The conference consisted of talks from Natural Sciences students from across the country, including talks from two other UEA students. All presented research from their final year projects on a wide variety of subjects from fusion reactors to astrobiology, demonstrating the versatility afforded in UEA’s Natural Sciences degree programmes. Also included in the conference were talks from interdisciplinary research leaders including Professor Tom McLeish, a physicist who has been involved in projects ranging from polymer synthesis to medieval studies.  

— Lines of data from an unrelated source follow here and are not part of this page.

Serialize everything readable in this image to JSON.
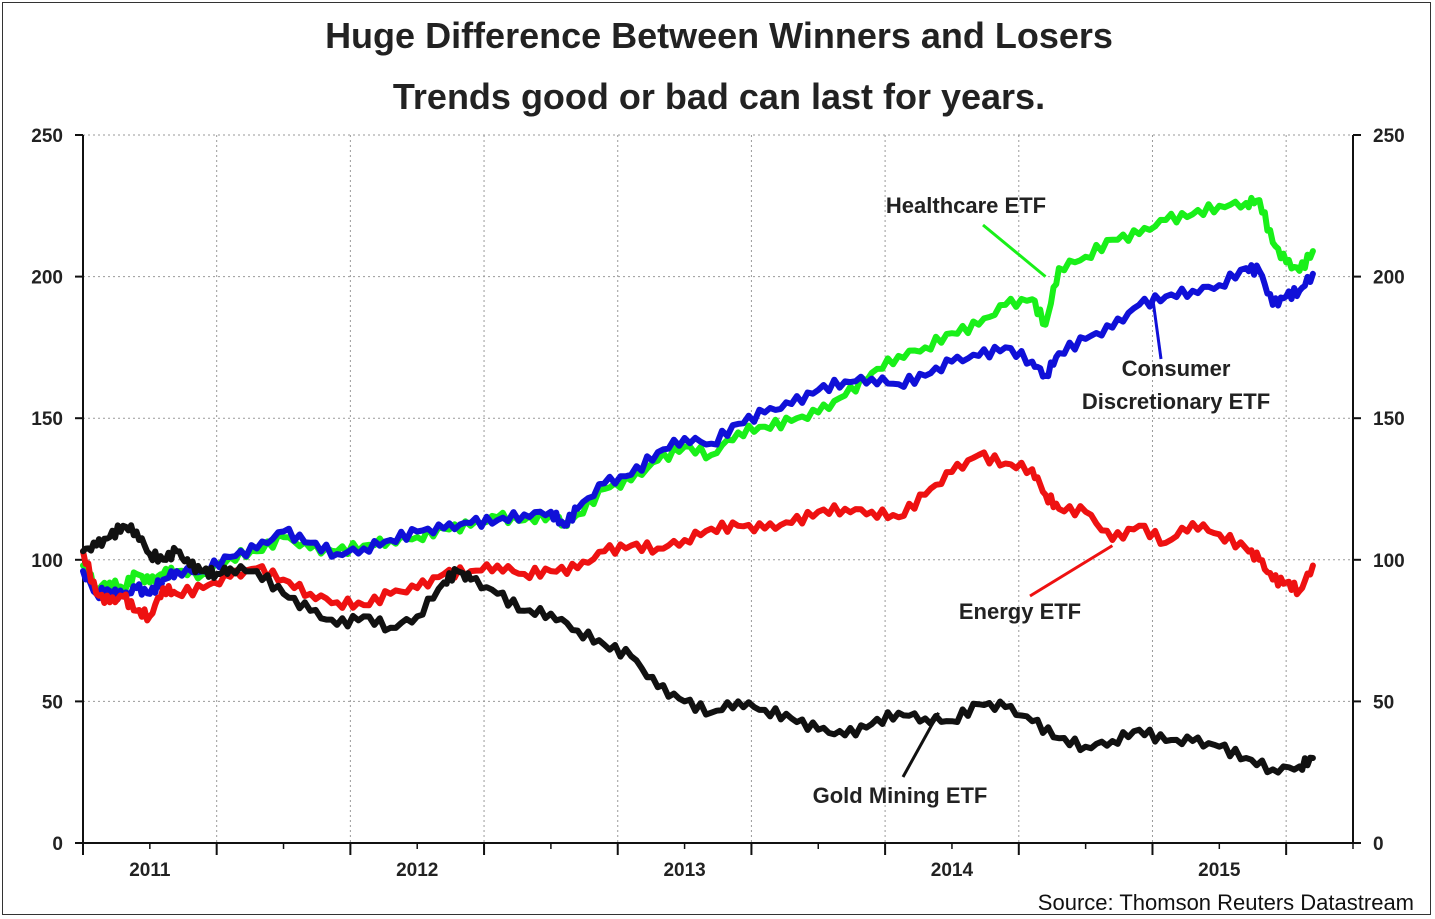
{
  "chart_data": {
    "type": "line",
    "title": "Huge Difference Between Winners and Losers",
    "subtitle": "Trends good or bad can last for years.",
    "source": "Source: Thomson Reuters Datastream",
    "xlabel": "",
    "ylabel": "",
    "ylim": [
      0,
      250
    ],
    "xlim": [
      2010.75,
      2015.5
    ],
    "grid": true,
    "y_ticks": [
      "0",
      "50",
      "100",
      "150",
      "200",
      "250"
    ],
    "x_tick_labels": [
      {
        "label": "2011",
        "x": 2011.0
      },
      {
        "label": "2012",
        "x": 2012.0
      },
      {
        "label": "2013",
        "x": 2013.0
      },
      {
        "label": "2014",
        "x": 2014.0
      },
      {
        "label": "2015",
        "x": 2015.0
      }
    ],
    "year_boundaries": [
      2010.75,
      2011.25,
      2011.75,
      2012.25,
      2012.75,
      2013.25,
      2013.75,
      2014.25,
      2014.75,
      2015.25
    ],
    "series": [
      {
        "name": "Healthcare ETF",
        "color": "#19f019",
        "points": [
          [
            2010.75,
            98
          ],
          [
            2010.8,
            90
          ],
          [
            2010.85,
            92
          ],
          [
            2010.9,
            90
          ],
          [
            2010.95,
            95
          ],
          [
            2011.0,
            92
          ],
          [
            2011.05,
            95
          ],
          [
            2011.1,
            96
          ],
          [
            2011.2,
            95
          ],
          [
            2011.3,
            101
          ],
          [
            2011.4,
            103
          ],
          [
            2011.5,
            108
          ],
          [
            2011.6,
            104
          ],
          [
            2011.7,
            103
          ],
          [
            2011.8,
            105
          ],
          [
            2011.9,
            107
          ],
          [
            2012.0,
            108
          ],
          [
            2012.1,
            111
          ],
          [
            2012.2,
            112
          ],
          [
            2012.3,
            115
          ],
          [
            2012.4,
            114
          ],
          [
            2012.5,
            116
          ],
          [
            2012.55,
            113
          ],
          [
            2012.6,
            116
          ],
          [
            2012.7,
            125
          ],
          [
            2012.8,
            128
          ],
          [
            2012.9,
            135
          ],
          [
            2013.0,
            140
          ],
          [
            2013.1,
            137
          ],
          [
            2013.2,
            145
          ],
          [
            2013.3,
            147
          ],
          [
            2013.4,
            149
          ],
          [
            2013.5,
            152
          ],
          [
            2013.6,
            158
          ],
          [
            2013.7,
            166
          ],
          [
            2013.8,
            172
          ],
          [
            2013.9,
            175
          ],
          [
            2014.0,
            180
          ],
          [
            2014.1,
            183
          ],
          [
            2014.2,
            190
          ],
          [
            2014.3,
            192
          ],
          [
            2014.35,
            183
          ],
          [
            2014.4,
            203
          ],
          [
            2014.5,
            207
          ],
          [
            2014.6,
            213
          ],
          [
            2014.7,
            215
          ],
          [
            2014.8,
            220
          ],
          [
            2014.9,
            222
          ],
          [
            2015.0,
            225
          ],
          [
            2015.1,
            226
          ],
          [
            2015.15,
            227
          ],
          [
            2015.2,
            212
          ],
          [
            2015.25,
            205
          ],
          [
            2015.3,
            202
          ],
          [
            2015.35,
            209
          ]
        ]
      },
      {
        "name": "Consumer Discretionary ETF",
        "color": "#1010d8",
        "points": [
          [
            2010.75,
            96
          ],
          [
            2010.8,
            88
          ],
          [
            2010.85,
            89
          ],
          [
            2010.9,
            87
          ],
          [
            2010.95,
            90
          ],
          [
            2011.0,
            88
          ],
          [
            2011.05,
            93
          ],
          [
            2011.1,
            96
          ],
          [
            2011.2,
            96
          ],
          [
            2011.3,
            101
          ],
          [
            2011.4,
            104
          ],
          [
            2011.5,
            110
          ],
          [
            2011.6,
            106
          ],
          [
            2011.7,
            102
          ],
          [
            2011.8,
            104
          ],
          [
            2011.9,
            107
          ],
          [
            2012.0,
            110
          ],
          [
            2012.1,
            111
          ],
          [
            2012.2,
            113
          ],
          [
            2012.3,
            114
          ],
          [
            2012.4,
            116
          ],
          [
            2012.5,
            117
          ],
          [
            2012.55,
            112
          ],
          [
            2012.6,
            118
          ],
          [
            2012.7,
            127
          ],
          [
            2012.8,
            130
          ],
          [
            2012.9,
            138
          ],
          [
            2013.0,
            143
          ],
          [
            2013.1,
            141
          ],
          [
            2013.2,
            148
          ],
          [
            2013.3,
            152
          ],
          [
            2013.4,
            155
          ],
          [
            2013.5,
            160
          ],
          [
            2013.6,
            163
          ],
          [
            2013.7,
            164
          ],
          [
            2013.8,
            162
          ],
          [
            2013.9,
            165
          ],
          [
            2014.0,
            170
          ],
          [
            2014.1,
            172
          ],
          [
            2014.2,
            175
          ],
          [
            2014.3,
            170
          ],
          [
            2014.35,
            165
          ],
          [
            2014.4,
            173
          ],
          [
            2014.5,
            178
          ],
          [
            2014.6,
            182
          ],
          [
            2014.7,
            190
          ],
          [
            2014.8,
            193
          ],
          [
            2014.9,
            195
          ],
          [
            2015.0,
            197
          ],
          [
            2015.1,
            203
          ],
          [
            2015.15,
            202
          ],
          [
            2015.2,
            190
          ],
          [
            2015.25,
            193
          ],
          [
            2015.3,
            195
          ],
          [
            2015.35,
            201
          ]
        ]
      },
      {
        "name": "Energy ETF",
        "color": "#ee1111",
        "points": [
          [
            2010.75,
            103
          ],
          [
            2010.8,
            88
          ],
          [
            2010.85,
            85
          ],
          [
            2010.9,
            87
          ],
          [
            2010.95,
            82
          ],
          [
            2011.0,
            80
          ],
          [
            2011.05,
            90
          ],
          [
            2011.1,
            88
          ],
          [
            2011.2,
            90
          ],
          [
            2011.3,
            94
          ],
          [
            2011.4,
            97
          ],
          [
            2011.5,
            93
          ],
          [
            2011.6,
            88
          ],
          [
            2011.7,
            85
          ],
          [
            2011.8,
            84
          ],
          [
            2011.9,
            88
          ],
          [
            2012.0,
            90
          ],
          [
            2012.1,
            95
          ],
          [
            2012.2,
            96
          ],
          [
            2012.3,
            98
          ],
          [
            2012.4,
            95
          ],
          [
            2012.5,
            96
          ],
          [
            2012.6,
            97
          ],
          [
            2012.7,
            103
          ],
          [
            2012.8,
            105
          ],
          [
            2012.9,
            104
          ],
          [
            2013.0,
            107
          ],
          [
            2013.1,
            111
          ],
          [
            2013.2,
            112
          ],
          [
            2013.3,
            111
          ],
          [
            2013.4,
            113
          ],
          [
            2013.5,
            117
          ],
          [
            2013.6,
            118
          ],
          [
            2013.7,
            117
          ],
          [
            2013.8,
            115
          ],
          [
            2013.9,
            123
          ],
          [
            2014.0,
            131
          ],
          [
            2014.1,
            137
          ],
          [
            2014.2,
            134
          ],
          [
            2014.3,
            132
          ],
          [
            2014.35,
            123
          ],
          [
            2014.4,
            118
          ],
          [
            2014.5,
            117
          ],
          [
            2014.6,
            107
          ],
          [
            2014.7,
            112
          ],
          [
            2014.8,
            106
          ],
          [
            2014.9,
            113
          ],
          [
            2015.0,
            109
          ],
          [
            2015.1,
            104
          ],
          [
            2015.15,
            100
          ],
          [
            2015.2,
            93
          ],
          [
            2015.25,
            92
          ],
          [
            2015.3,
            89
          ],
          [
            2015.35,
            98
          ]
        ]
      },
      {
        "name": "Gold Mining ETF",
        "color": "#111111",
        "points": [
          [
            2010.75,
            103
          ],
          [
            2010.8,
            105
          ],
          [
            2010.85,
            108
          ],
          [
            2010.9,
            112
          ],
          [
            2010.95,
            110
          ],
          [
            2011.0,
            102
          ],
          [
            2011.05,
            100
          ],
          [
            2011.1,
            103
          ],
          [
            2011.15,
            98
          ],
          [
            2011.2,
            96
          ],
          [
            2011.25,
            95
          ],
          [
            2011.3,
            97
          ],
          [
            2011.4,
            96
          ],
          [
            2011.5,
            88
          ],
          [
            2011.6,
            82
          ],
          [
            2011.7,
            77
          ],
          [
            2011.8,
            80
          ],
          [
            2011.9,
            76
          ],
          [
            2012.0,
            80
          ],
          [
            2012.1,
            92
          ],
          [
            2012.15,
            96
          ],
          [
            2012.2,
            93
          ],
          [
            2012.3,
            88
          ],
          [
            2012.4,
            82
          ],
          [
            2012.5,
            81
          ],
          [
            2012.6,
            75
          ],
          [
            2012.7,
            70
          ],
          [
            2012.8,
            66
          ],
          [
            2012.9,
            55
          ],
          [
            2013.0,
            50
          ],
          [
            2013.1,
            46
          ],
          [
            2013.2,
            50
          ],
          [
            2013.3,
            47
          ],
          [
            2013.4,
            44
          ],
          [
            2013.5,
            40
          ],
          [
            2013.6,
            38
          ],
          [
            2013.7,
            42
          ],
          [
            2013.8,
            46
          ],
          [
            2013.9,
            44
          ],
          [
            2014.0,
            43
          ],
          [
            2014.1,
            49
          ],
          [
            2014.2,
            48
          ],
          [
            2014.3,
            43
          ],
          [
            2014.4,
            37
          ],
          [
            2014.5,
            34
          ],
          [
            2014.6,
            36
          ],
          [
            2014.7,
            40
          ],
          [
            2014.8,
            36
          ],
          [
            2014.9,
            36
          ],
          [
            2015.0,
            34
          ],
          [
            2015.1,
            30
          ],
          [
            2015.2,
            26
          ],
          [
            2015.3,
            27
          ],
          [
            2015.35,
            30
          ]
        ]
      }
    ],
    "annotations": [
      {
        "lines": [
          "Healthcare ETF"
        ],
        "series": "Healthcare ETF",
        "point": [
          2014.35,
          200
        ]
      },
      {
        "lines": [
          "Consumer",
          "Discretionary ETF"
        ],
        "series": "Consumer Discretionary ETF",
        "point": [
          2014.75,
          193
        ]
      },
      {
        "lines": [
          "Energy ETF"
        ],
        "series": "Energy ETF",
        "point": [
          2014.6,
          105
        ]
      },
      {
        "lines": [
          "Gold Mining ETF"
        ],
        "series": "Gold Mining ETF",
        "point": [
          2013.95,
          46
        ]
      }
    ]
  }
}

Lewis’ talk, entitled ‘From Sunlight to Chemicals via Bacteria: Developing Molecular Wires for Use in Artificial Photosynthesis Systems’, detailed work undertaken under the supervision of Professor Julea Butt for his final year MChem project. Lewis’ work examines protein from the surface of a bacterium called Shewanella oneidensis. This protein, called MtrC, has ten iron atoms which make it electrically conductive. In nature MtrC acts as a very small wire and allows Shewanella to ‘plug into’ metal present in its environment. This metal acts analogously to the positive end of a battery and triggers a flow of electrical current though the bacterial cells. Research in Prof. Butt’s lab is investigating how MtrC might be used to create what are known as semi-artificial photosynthetic devices. These devices are able to use the power of the sun to create useful chemicals, much like plants do in natural photosynthesis. Tiny light-harvesting molecules called photosensitisers can be attached to MtrC where they act like tiny solar panels and allow light driven electron injection into the protein. It is hoped that these finding will allow MtrC to pass solar electricity into bacterial cells to drive enzyme catalysed production of fuels and other valuable chemicals.  

Lewis’ project work examined two samples of MtrC. These differed in the location of photosensitiser attachment to the protein and Lewis used a variety of spectroscopic methods to establish how fast electricity flowed from the photosensitiser to MtrC, and through MtrC itself. His findings will inform design decisions in the development of semi-artificial photosynthetic devices. If successful, it is envisaged that these devices will be able to utilise the vast range of enzymes found across the bacterial kingdom to create many useful chemicals from sunlight in a clean, sustainable and energy efficient manner. 

Applications to deliver a talk at the Annual National Natural Sciences Student Conference are open to any UK Natural Sciences student carrying out a research project.